Down will come the chimney in the kitchen. One fateful afternoon, when my mother was wringing her hands during a thunderstorm, Andi announced, “Stop it. Lightning will never strike this house.” Seconds later it did, raining down bricks and plaster.

Also to go: The chair rail where my mother lined up her cobalt-blue bottles. The shelves where she kept her milk-glass vases and Pyrex bowls. The grate in the upstairs hall, which sent woodstove heat up to my bedroom, along with my parents’ hushed talk.

Maybe a mantel or two can be saved. But the rest of it will end up in the Dumpster, in piles of plaster, wood, and metal.

Years ago the house at 18 Main St. was given a new address, a new street name. One by one, its original occupants have died, until I am the only one left. My father went first, of pneumonia complicated by his cigarette habit, at 82. Then my mother, who hung on quite independently until having a heart attack at 92. Finally, in 2016, my sister Andi, dying suddenly and painfully of cancer at age 65.

Whatever life was lived on this land, I am the only one left to remember it. And, despite the losses, they are mostly happy memories.
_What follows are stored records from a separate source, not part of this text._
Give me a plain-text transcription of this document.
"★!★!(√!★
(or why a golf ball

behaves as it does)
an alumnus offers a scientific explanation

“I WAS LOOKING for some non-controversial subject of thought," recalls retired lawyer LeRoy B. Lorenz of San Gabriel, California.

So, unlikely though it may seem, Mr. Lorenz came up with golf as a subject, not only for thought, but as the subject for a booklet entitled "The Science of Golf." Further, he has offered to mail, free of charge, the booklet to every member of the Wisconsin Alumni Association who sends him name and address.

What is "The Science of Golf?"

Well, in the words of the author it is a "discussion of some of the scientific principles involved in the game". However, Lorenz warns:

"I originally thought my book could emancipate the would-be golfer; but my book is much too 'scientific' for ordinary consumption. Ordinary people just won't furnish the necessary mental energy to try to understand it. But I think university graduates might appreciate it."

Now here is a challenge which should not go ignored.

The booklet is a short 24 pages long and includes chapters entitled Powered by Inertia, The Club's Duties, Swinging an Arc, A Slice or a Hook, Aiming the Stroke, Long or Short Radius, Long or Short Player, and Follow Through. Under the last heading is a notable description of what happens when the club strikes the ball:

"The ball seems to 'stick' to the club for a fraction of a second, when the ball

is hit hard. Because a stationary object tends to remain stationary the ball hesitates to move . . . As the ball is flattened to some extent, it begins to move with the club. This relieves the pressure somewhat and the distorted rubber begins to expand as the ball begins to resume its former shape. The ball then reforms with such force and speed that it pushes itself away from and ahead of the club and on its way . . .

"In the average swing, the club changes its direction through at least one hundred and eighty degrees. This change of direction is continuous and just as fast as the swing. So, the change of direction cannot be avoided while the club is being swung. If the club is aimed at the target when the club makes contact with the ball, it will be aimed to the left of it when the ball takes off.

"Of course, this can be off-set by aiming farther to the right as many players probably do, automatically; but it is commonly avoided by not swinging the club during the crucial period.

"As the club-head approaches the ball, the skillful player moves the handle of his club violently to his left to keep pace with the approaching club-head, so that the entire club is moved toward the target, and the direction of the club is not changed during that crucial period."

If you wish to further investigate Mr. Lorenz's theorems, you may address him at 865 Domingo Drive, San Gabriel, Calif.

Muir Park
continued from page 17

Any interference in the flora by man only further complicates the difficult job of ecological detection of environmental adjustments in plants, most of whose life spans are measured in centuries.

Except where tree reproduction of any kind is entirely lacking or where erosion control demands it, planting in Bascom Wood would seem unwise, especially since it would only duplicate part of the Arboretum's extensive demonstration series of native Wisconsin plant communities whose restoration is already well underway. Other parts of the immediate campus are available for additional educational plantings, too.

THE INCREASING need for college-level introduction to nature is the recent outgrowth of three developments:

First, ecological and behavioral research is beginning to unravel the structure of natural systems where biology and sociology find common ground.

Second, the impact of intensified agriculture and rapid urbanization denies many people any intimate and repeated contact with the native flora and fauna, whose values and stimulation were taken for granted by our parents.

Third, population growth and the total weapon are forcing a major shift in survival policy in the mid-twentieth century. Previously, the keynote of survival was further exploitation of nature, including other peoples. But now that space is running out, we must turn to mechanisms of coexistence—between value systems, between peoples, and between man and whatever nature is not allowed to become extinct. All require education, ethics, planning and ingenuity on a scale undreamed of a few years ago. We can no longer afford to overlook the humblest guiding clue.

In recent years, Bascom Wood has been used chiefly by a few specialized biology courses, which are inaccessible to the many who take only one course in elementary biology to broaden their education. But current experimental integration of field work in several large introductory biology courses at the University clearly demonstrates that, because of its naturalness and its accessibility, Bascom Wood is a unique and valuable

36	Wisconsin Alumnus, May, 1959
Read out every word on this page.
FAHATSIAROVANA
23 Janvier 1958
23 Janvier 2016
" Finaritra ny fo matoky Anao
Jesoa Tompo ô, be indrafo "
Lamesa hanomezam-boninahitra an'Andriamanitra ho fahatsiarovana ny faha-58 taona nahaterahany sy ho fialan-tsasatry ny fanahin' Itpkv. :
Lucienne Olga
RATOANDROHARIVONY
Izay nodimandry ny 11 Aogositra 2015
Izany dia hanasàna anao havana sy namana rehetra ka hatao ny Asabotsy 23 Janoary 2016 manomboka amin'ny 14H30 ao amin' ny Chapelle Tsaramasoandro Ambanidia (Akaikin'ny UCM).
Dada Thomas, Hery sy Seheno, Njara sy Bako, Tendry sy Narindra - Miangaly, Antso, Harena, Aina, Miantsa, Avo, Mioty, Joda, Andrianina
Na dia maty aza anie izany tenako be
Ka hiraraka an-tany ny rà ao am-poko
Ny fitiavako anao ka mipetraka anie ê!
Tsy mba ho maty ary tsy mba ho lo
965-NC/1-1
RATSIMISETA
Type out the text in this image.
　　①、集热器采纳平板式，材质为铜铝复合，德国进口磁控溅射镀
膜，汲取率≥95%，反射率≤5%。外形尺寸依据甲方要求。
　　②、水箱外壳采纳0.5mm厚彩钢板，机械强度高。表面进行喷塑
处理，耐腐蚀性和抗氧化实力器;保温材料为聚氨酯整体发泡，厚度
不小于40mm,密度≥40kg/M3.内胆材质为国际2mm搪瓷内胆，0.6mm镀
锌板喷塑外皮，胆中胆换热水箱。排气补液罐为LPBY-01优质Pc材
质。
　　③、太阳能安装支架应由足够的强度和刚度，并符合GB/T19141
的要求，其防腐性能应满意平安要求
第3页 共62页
My mother bending over her garden, weeding the green beans or clipping zinnias. My father at supper, stirring his coffee and laughing at his own stories. Andi, her hair in a kerchief, lobbing a badminton birdie in my direction. Even Mary Jane, sitting at that green Formica table, smoking a cigarette and whispering confidences to my mother.

No, 18 Main St. and the lives we lived there are long gone. But the memories will remain with me as we bring this house into its next life.